Tuesday, July 21, 2009

7-23-09

Summer nights are for friends, fire flies, and flashlights

It is officially summer time.
Now, I love the cold weather but I also love the hot evenings as well. What makes me feel all warm and fuzzy is seeing the sun tuck itself behind the trees, turning the sky a calming pink-blue-gray color and the clouds slightly darker than the sky behind them.
Around this time of the evening there are a few things that I like to do. One of them is that I like to sit outside in the quiet. When I get the time to sit on the porch with a cold drink and a cigar and watch the dragonflies hunt gnats, watch the fireflies light up the wooded area around the pond and watch the sky turn from its pinkish blue to a dark purplish black, I find myself at complete peace.
When I was growing up, around the age of twelve or so, I lived outside during the summer. Really, my parents wouldn’t let me in the house at night.
No, the neighborhood kids and I would have to be dragged in or threatened with not going out the next night in order to get us inside at the end of the day... or night.
I lived in a neighborhood that had, let me count, about fifteen rug-rats plus me, my brother and sister. We all ran Woodglen Drive like a gang in the Bronx back in the ’20s
After dinner and dishes, our parents would let us out for round two.
Prior to all of us having to go in for supper, we would talk and plan phase two of our summer day.
Flashlight Tag.
The sport of kings.
This was a game that required great skill, a cunning sence of strategy, and physical stamina that would rival that of a Roman gladiator.
Flashlight Tag was based on the rules of regular hide-n-seek. The only differences were that you played outside, at night, in a pitch-black yard and used a flashlight to “tag” the person. You had to call their name when you spotted them.
As soon as the fire flies started to illuminate the dark air that held the trees in their place, we would start the game.
The first person “it” was determined by a tried and true round of paper, rock, and scissors.
Everyone would then decide on a “base” and we would set the boundaries of where we could hide. The latter was a rule that no one ever seemed to abide by.

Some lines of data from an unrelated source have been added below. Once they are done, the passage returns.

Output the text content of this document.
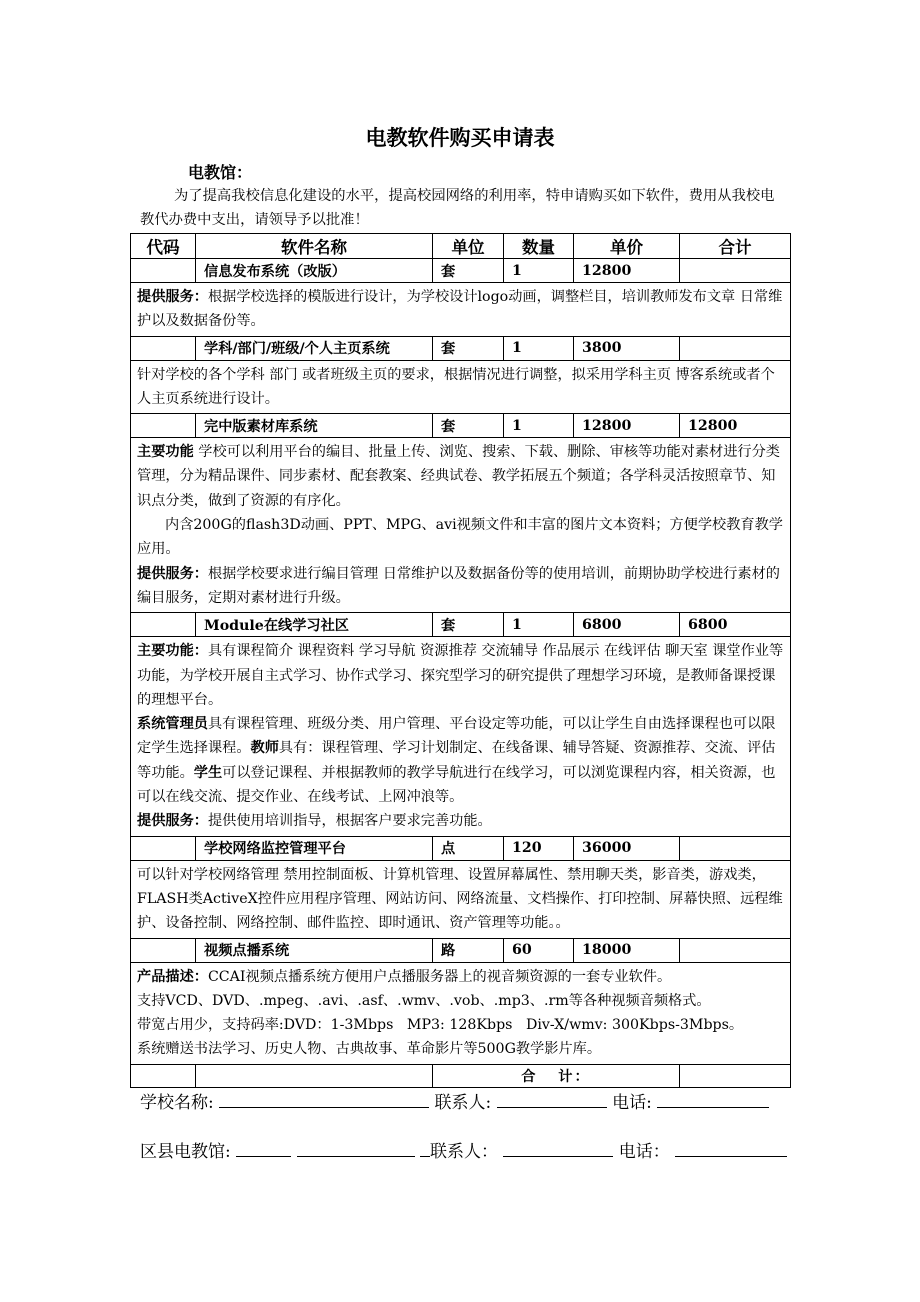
电教软件购买申请表
电教馆：
为了提高我校信息化建设的水平，提高校园网络的利用率，特申请购买如下软件，费用从我校电教代办费中支出，请领导予以批准！
代码	软件名称	单位	数量	单价	合计
	信息发布系统（改版）	套	1	12800	

提供服务：根据学校选择的模版进行设计，为学校设计logo动画，调整栏目，培训教师发布文章 日常维护以及数据备份等。					

	学科/部门/班级/个人主页系统	套	1	3800	

针对学校的各个学科 部门 或者班级主页的要求，根据情况进行调整，拟采用学科主页 博客系统或者个人主页系统进行设计。					

	完中版素材库系统	套	1	12800	12800

主要功能 学校可以利用平台的编目、批量上传、浏览、搜索、下载、删除、审核等功能对素材进行分类管理，分为精品课件、同步素材、配套教案、经典试卷、教学拓展五个频道；各学科灵活按照章节、知识点分类，做到了资源的有序化。

内含200G的flash3D动画、PPT、MPG、avi视频文件和丰富的图片文本资料；方便学校教育教学应用。

提供服务：根据学校要求进行编目管理 日常维护以及数据备份等的使用培训，前期协助学校进行素材的编目服务，定期对素材进行升级。					

	Module在线学习社区	套	1	6800	6800

主要功能：具有课程简介 课程资料 学习导航 资源推荐 交流辅导 作品展示 在线评估 聊天室 课堂作业等功能，为学校开展自主式学习、协作式学习、探究型学习的研究提供了理想学习环境，是教师备课授课的理想平台。

系统管理员具有课程管理、班级分类、用户管理、平台设定等功能，可以让学生自由选择课程也可以限定学生选择课程。教师具有：课程管理、学习计划制定、在线备课、辅导答疑、资源推荐、交流、评估等功能。学生可以登记课程、并根据教师的教学导航进行在线学习，可以浏览课程内容，相关资源，也可以在线交流、提交作业、在线考试、上网冲浪等。

提供服务：提供使用培训指导，根据客户要求完善功能。					

	学校网络监控管理平台	点	120	36000	

可以针对学校网络管理 禁用控制面板、计算机管理、设置屏幕属性、禁用聊天类，影音类，游戏类，FLASH类ActiveX控件应用程序管理、网站访问、网络流量、文档操作、打印控制、屏幕快照、远程维护、设备控制、网络控制、邮件监控、即时通讯、资产管理等功能。。					

	视频点播系统	路	60	18000	

产品描述：CCAI视频点播系统方便用户点播服务器上的视音频资源的一套专业软件。

支持VCD、DVD、.mpeg、.avi、.asf、.wmv、.vob、.mp3、.rm等各种视频音频格式。

带宽占用少，支持码率:DVD：1-3Mbps   MP3: 128Kbps   Div-X/wmv: 300Kbps-3Mbps。

系统赠送书法学习、历史人物、古典故事、革命影片等500G教学影片库。					

		合   计：			
学校名称:	联系人:	电话:
区县电教馆:	联系人：	电话：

We took this game seriously. Actually, at twelve years old, we didn’t have anything else in our lives that was serious and that was the beauty of it, there was nothing serious in our lives... no cares.
When the counting started, we scattered like cockroaches in a quickly light room. Some darted for a bush, others sought refuge under a car that was parked near the woods and there were always a few weak players that would just hide close to base so that they could run and be safe as soon as the “it” person turned their back.

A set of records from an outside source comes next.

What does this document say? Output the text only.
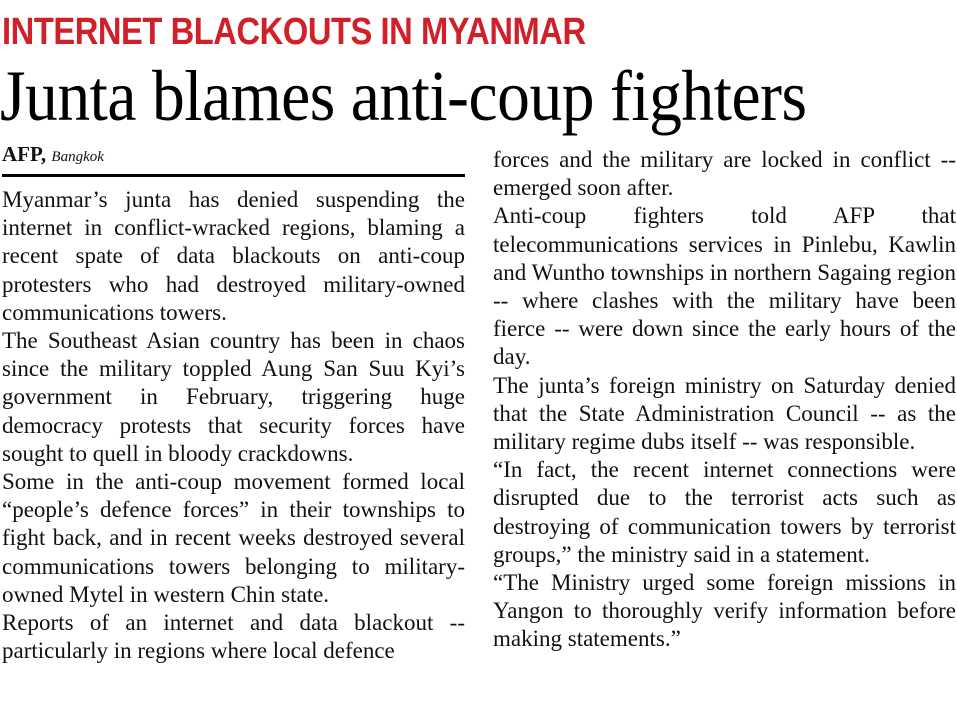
INTERNET BLACKOUTS IN MYANMAR
Junta blames anti-coup fighters
AFP, Bangkok

Myanmar’s junta has denied suspending the internet in conflict-wracked regions, blaming a recent spate of data blackouts on anti-coup protesters who had destroyed military-owned communications towers.

The Southeast Asian country has been in chaos since the military toppled Aung San Suu Kyi’s government in February, triggering huge democracy protests that security forces have sought to quell in bloody crackdowns.

Some in the anti-coup movement formed local “people’s defence forces” in their townships to fight back, and in recent weeks destroyed several communications towers belonging to military-owned Mytel in western Chin state.

Reports of an internet and data blackout -- particularly in regions where local defence

forces and the military are locked in conflict -- emerged soon after.

Anti-coup fighters told AFP that telecommunications services in Pinlebu, Kawlin and Wuntho townships in northern Sagaing region -- where clashes with the military have been fierce -- were down since the early hours of the day.

The junta’s foreign ministry on Saturday denied that the State Administration Council -- as the military regime dubs itself -- was responsible.

“In fact, the recent internet connections were disrupted due to the terrorist acts such as destroying of communication towers by terrorist groups,” the ministry said in a statement.

“The Ministry urged some foreign missions in Yangon to thoroughly verify information before making statements.”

Not me. I would climb trees, shimmy into drainage ditches and my favorite thing to do was to scale the back of a van and then leap from the roof of the van to the roof of the garage that it was parked close to. This would allow me to quietly go from one side of the peak of the roof to the other and watch the entire game unfold without being seen.
Sometimes a friend and I would switch shirts and hats so that when the person doing the “tagging” would shine the light on us and call our name, they would have the wrong person and we would be safe.
... Sigh.
What a carefree time. I miss it.
It was a great time of my childhood. I felt so alive then.
Now when I sit on my porch and smell fresh cut grass and watch the fire flies do their illuminated dance around the pond, I often find myself looking around the yard for the best hiding spots.
As soon as Ethan and Nash are old enough, I plan on introducing them to the game that their old man was once the king of.
Although now, I doubt, you will find me climbing into the drainage ditch in the pitch black or leaping around like Spiderman, but I will know the best places to find them.